From time to time, I will also elicit input from Barry-O’s friends over at Claude, an AI assistant developed by Anthropic, and Pi, an AI assistant developed by Inflection, now a part of Microsoft.
In other words, my attempt to chart humanity’s pursuit of machine minds will be co-written with machines.
One Man’s Meat
The subject line of this email, One Man’s Spam, is in reference to the title of one of my favorite book of essays: One Man’s Meat by E.B. White.3
The title is pulled from a two-thousand year old proverb: one man’s meat is another man’s poison, in other words, what pleases one person may displease another.
I fully expect this to be the case for this newsletter.
The very fact I’m trying to do something different here, lends itself to the natural expectation that many of you will find the whole premise of this newsletter to not be your “cup of tea,” so to speak.
If this isn’t for you, I assure you, there will be no hard feelings.

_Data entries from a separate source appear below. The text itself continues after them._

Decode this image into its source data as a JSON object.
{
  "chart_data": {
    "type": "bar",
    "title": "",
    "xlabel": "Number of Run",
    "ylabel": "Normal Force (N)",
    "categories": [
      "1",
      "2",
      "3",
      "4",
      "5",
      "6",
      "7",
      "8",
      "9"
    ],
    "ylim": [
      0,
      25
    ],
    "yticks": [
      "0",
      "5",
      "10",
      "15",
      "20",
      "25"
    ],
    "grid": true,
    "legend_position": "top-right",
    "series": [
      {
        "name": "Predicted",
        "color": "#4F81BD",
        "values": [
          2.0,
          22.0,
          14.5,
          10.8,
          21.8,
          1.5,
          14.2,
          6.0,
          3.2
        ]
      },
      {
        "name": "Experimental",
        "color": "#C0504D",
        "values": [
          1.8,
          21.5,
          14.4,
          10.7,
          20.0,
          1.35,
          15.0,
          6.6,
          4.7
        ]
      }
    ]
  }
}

Regardless, I am grateful for your time and attention, and my pledge to you is that I will never take those two things for granted.
While our world continues to spin, a short distance ahead, may these essays provide moments of reflection, curiosity, and perhaps, understanding.
Thanks for reading.4
For those who want regular updates, check out a list of my favorites on my Resources page.
Over a decade ago I found my way to White’s writing shed (pictured above), by piecing together bits and pieces of essay descriptions and White’s own vague directions he was said to have given to welcome visitors. It sat on the property that inspired Charlotte’s Web, and was a magical spot. Upon discovering the property, I convinced my (now) wife to join me in trespassing down to the water's edge, seeking the thrill of peering through the window that once captivated White's gaze.
At the end of this, if you are still confused, or for some reason have no idea who I am, you can find more about me and this newsletter on the About page.
This is a cool and ambitious project! As a former global history teacher now in tech, I'd love to see this project take a decidedly global perspective.
Yes!! Sign me up.
Maybe Barry-O can talk to Khatchig-Bot at some point?!